KNOP television in North Platte, Nebraska, published an article yesterday asserting climate change is punishing Nebraska’s forests, including a one-third reduction of Nebraska’s forests in 2012 due to wildfires. In reality, objective forest data show Nebraska’s forests are enjoying tremendous expansion and growth in recent years as the Earth continues its modest warming. To the extent more atmospheric carbon dioxide and modest global warming are having an impact on Nebraska’s forests, it is clearly a positive one.

The article, titled, “Climate change affects Nebraska forests,” begins:

Over the past 10 years, Nebraska forests have seen some significant changes.

“We see our Ponderosa Pine forests in the northern tier of the state declining from wildfires,” said John Erixson, State Forester and Director for Nebraska Forest Service.

It is estimated that we lost a third of the forest population in 2012 from wildfires. Climate change plays a significant role in our forests.

“Projections are for hotter summers, more high heat days than what we used to see.

Yet, most of those assertions are misleading, dubiously speculative, or outright false.

First, Nebraska’s forests are not declining – they are significantly expanding. According to the U.S. Department of Agriculture, Nebraska in 1983 had 700,000 acres of forests. By 2005, that number had grown to 1.2 million acres. By 2019, Nebraska had 1.4 million acres of forests. The explicit and implicit assertions in the KNOP article that Nebraska’s forests are shrinking and climate change is to blame are simply, and provably, false.

Second, to the extent wildfires occasionally occur, such as they may have done in 2012, KNOP presents no evidence that global warming likely caused the wildfires. To the contrary, as shown in the National Oceanic and Atmospheric Administration (NOAA) chart below, NOAA data show there has been no warming in Nebraska this century.

Moreover, as shown in the NOAA charts below, Nebraska during the past 60 years has been experiencing fewer hot days and more precipitation than was the case during the first half of the 20th century. Fewer hot days and more precipitation is not a recipe for wildfires.

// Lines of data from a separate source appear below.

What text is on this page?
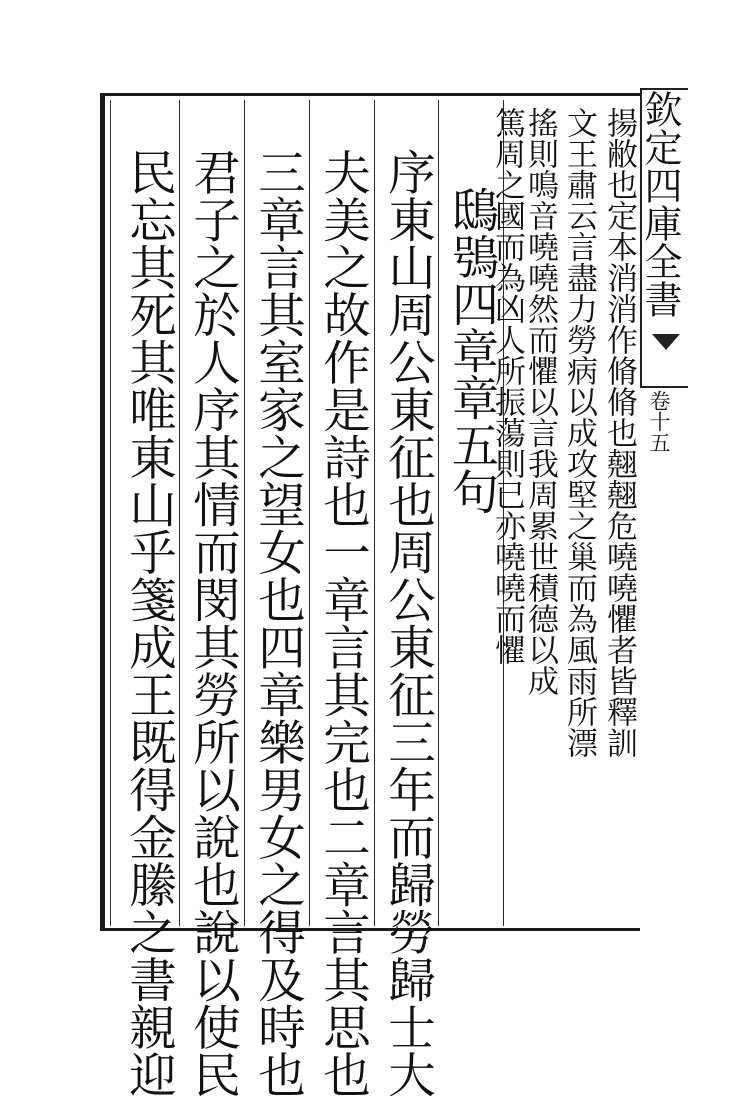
欽定四庫全書
卷十五
揚敝也定本消消作脩脩也翹翹危嘵嘵懼者皆釋訓
文王肅云言盡力勞病以成攻堅之巢而為風雨所漂
搖則鳴音嘵嘵然而懼以言我周累世積德以成
篤周之國而為凶人所振蕩則已亦嘵嘵而懼
鴟鴞四章章五句
序東山周公東征也周公東征三年而歸勞歸士大
夫美之故作是詩也一章言其完也二章言其思也
三章言其室家之望女也四章樂男女之得及時也
君子之於人序其情而閔其勞所以說也說以使民
民忘其死其唯東山乎箋成王既得金縢之書親迎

The chart below, furnished by NOAA, shows annual precipitation in Nebraska in five-year periods from 1895 (far left) to today (far right). As the chart makes clear, precipitation is more abundant in recent years and decades, not more scarce.

Even the United Nations Intergovernmental Panel on Climate Change (IPCC) reports with “high confidence” that precipitation has increased over mid-latitude land areas of the Northern Hemisphere (including Nebraska and the United States) during the past 70 years, while IPCC has “low confidence” about any negative trends globally.

In summary, objective data show Nebraska’s forests are expanding, not retreating. Moreover, the increases in heat and drought that KNOP claims are responsible for the fictitious shrinking forests are also not occurring.

The scientific evidence is clear. Nebraska, climate change is benefiting, not harming, your forests.

James Taylor is the President of the Heartland Institute. Taylor is also director of Heartland's Arthur B. Robinson Center for Climate and Environmental Policy. Taylor is the former managing editor (2001-2014) of Environment & Climate News, a national monthly publication devoted to sound science and free-market environmentalism.